Cipolletta scopre la pietra filosofale

Il dottor Cipolletta in un’intervista rilasciata a un giornale on line ha fatto una proposta che ai suoi occhi deve essere apparsa “geniale”, al punto da farla inoltrare al governo tramite l’Assonime, di cui è vice presidente. In sintesi si tratta di aumentare le aliquote Iva attualmente ridotte (quelle su beni e servizi primari) e utilizzare le maggiori entrate per ridurre Irpef e Irap, quindi sarebbe a saldo zero per il bilancio pubblico.

La manovra consentirebbe, a detta dell’ideatore, di migliorare la competitività delle nostre imprese in quanto l’Iva inciderebbe sui prodotti importati; sarebbe una sorta di “svalutazione competitiva” fatta attraverso la manovra fiscale, mentre non graverebbe sui consumatori meno abbienti grazie alla riduzione Irpef sui redditi bassi. Inoltre l’aumento dei prezzi che ne deriverebbe servirebbe a combattere la deflazione.

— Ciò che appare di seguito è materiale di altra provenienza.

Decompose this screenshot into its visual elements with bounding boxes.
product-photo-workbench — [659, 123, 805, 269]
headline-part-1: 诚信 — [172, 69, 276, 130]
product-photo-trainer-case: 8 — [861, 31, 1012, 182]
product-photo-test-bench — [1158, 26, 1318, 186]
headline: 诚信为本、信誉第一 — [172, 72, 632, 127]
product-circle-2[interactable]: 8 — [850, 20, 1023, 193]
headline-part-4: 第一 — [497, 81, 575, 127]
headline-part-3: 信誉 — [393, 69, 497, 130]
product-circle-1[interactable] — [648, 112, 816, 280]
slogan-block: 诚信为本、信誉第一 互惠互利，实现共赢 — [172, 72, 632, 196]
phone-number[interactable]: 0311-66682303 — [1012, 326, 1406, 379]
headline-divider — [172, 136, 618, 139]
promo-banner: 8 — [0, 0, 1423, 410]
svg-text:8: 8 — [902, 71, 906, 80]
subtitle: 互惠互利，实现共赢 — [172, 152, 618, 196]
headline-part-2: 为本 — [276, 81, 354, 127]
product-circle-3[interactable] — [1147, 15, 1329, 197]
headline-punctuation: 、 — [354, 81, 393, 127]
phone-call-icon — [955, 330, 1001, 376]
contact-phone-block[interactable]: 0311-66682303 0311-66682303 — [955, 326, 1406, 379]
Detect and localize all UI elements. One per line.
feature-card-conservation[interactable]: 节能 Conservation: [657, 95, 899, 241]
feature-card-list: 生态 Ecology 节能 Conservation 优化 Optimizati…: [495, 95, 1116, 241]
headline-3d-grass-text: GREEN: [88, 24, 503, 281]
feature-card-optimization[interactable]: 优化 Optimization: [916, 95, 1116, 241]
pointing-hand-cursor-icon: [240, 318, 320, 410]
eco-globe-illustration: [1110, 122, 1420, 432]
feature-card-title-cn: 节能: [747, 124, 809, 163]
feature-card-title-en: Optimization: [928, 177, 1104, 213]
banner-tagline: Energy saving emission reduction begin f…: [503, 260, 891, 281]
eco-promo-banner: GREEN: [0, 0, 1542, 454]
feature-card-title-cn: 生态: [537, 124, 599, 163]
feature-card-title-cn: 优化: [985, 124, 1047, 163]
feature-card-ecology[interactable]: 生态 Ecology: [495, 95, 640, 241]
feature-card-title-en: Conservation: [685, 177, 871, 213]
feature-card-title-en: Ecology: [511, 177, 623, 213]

L’idea che un aumento dell’aliquota Iva determini lo stesso effetto di una svalutazione competitiva è una di quelle panzane che ogni tanto girano per rifilare l’ennesima fregatura ai possessori di redditi bassi, nella fattispecie attraverso l’aumento delle imposte indirette che sono regressive per loro natura (oddio! la proposta può anche essere solo frutto di ignoranza, per carità).

E’ vero che se l’aliquota Iva aumenta, aumenta il prezzo del bene importato, perché questo sconta l’Iva del paese in cui viene venduto, ma questo aumento non fa altro che eguagliare lo stesso aumento che il prodotto ha già subìto nel proprio paese sempre per lo stesso motivo, quindi sul piano concorrenziale non cambia assolutamente nulla. Né cambiano le possibilità di esportazione della produzione italiana in quanto comunque i beni esportati scontano l’Iva del paese importatore.

In realtà quello che ha in mente, ma si guarda bene dal dirlo, chi sostiene questa tesi (non so se sia il caso di Cipolletta o in questo caso si tratti di pura e semplice ignoranza della materia) è che alla fine la cosa funziona solo se l’onere dell’aumento dell’Iva ricade sulle spalle dei consumatori, e dei lavoratori in particolare.

Cipolletta dice che l’aumento del gettito Iva consentirà di diminuire l’Irpef sui redditi bassi e l’Irap per le imprese (e questo andrebbe a vantaggio delle imprese che migliorerebbero la competitività), quindi lui stesso dice che i redditi bassi non verrebbero ricompensati totalmente dell’aumento dei prezzi, perché una parte andrebbe alle imprese. Allora, tutta la manfrina di una svalutazione competitiva fiscale, che non esiste, serve solo a mascherare un passaggio di risorse dai consumatori, specie meno abbienti, alle imprese; manovra che non si ha il coraggio di dire e fare alla luce del sole.

Poi con il tempo ci potrebbe essere anche un attacco vero e proprio alle retribuzioni, perché i datori di lavoro direbbero “vi è stata ridotta l’Irpef, cos’altro volete?” E quindi la fregatura sarebbe totale e allora sì, le imprese acquisirebbero ancora più competitività, ma a spese dei dipendenti.

L’idea poi di combattere in questo modo la deflazione, non so come definirla: puerile? Caro Signor Cipolletta, l’inflazione che si vorrebbe provocare è quella derivante da una pressione della domanda e non dall’aumento sic et simpliciter delle imposte sulla vendita.

Forse effettivamente si potrebbe avere un’inflazione maggiore indotta, perché commercianti e produttori approfitterebbero per adeguare i listini più del dovuto, ma allora: a) aumenterebbero e non diminuirebbero le importazioni, perché risulterebbero più convenienti; b) la riduzione Irpef sarebbe, ancora di più, inferiore al danno complessivo procurato ai consumatori.

Faccio fatica a pensare che idee simili possano venire a un economista. Se fosse vero che con l’aumento dell’Iva si possa aggirare il divieto dei dazi all’interno dell’Ue, la “scoperta” di Cipolletta sarebbe pari a quella della pietra filosofale.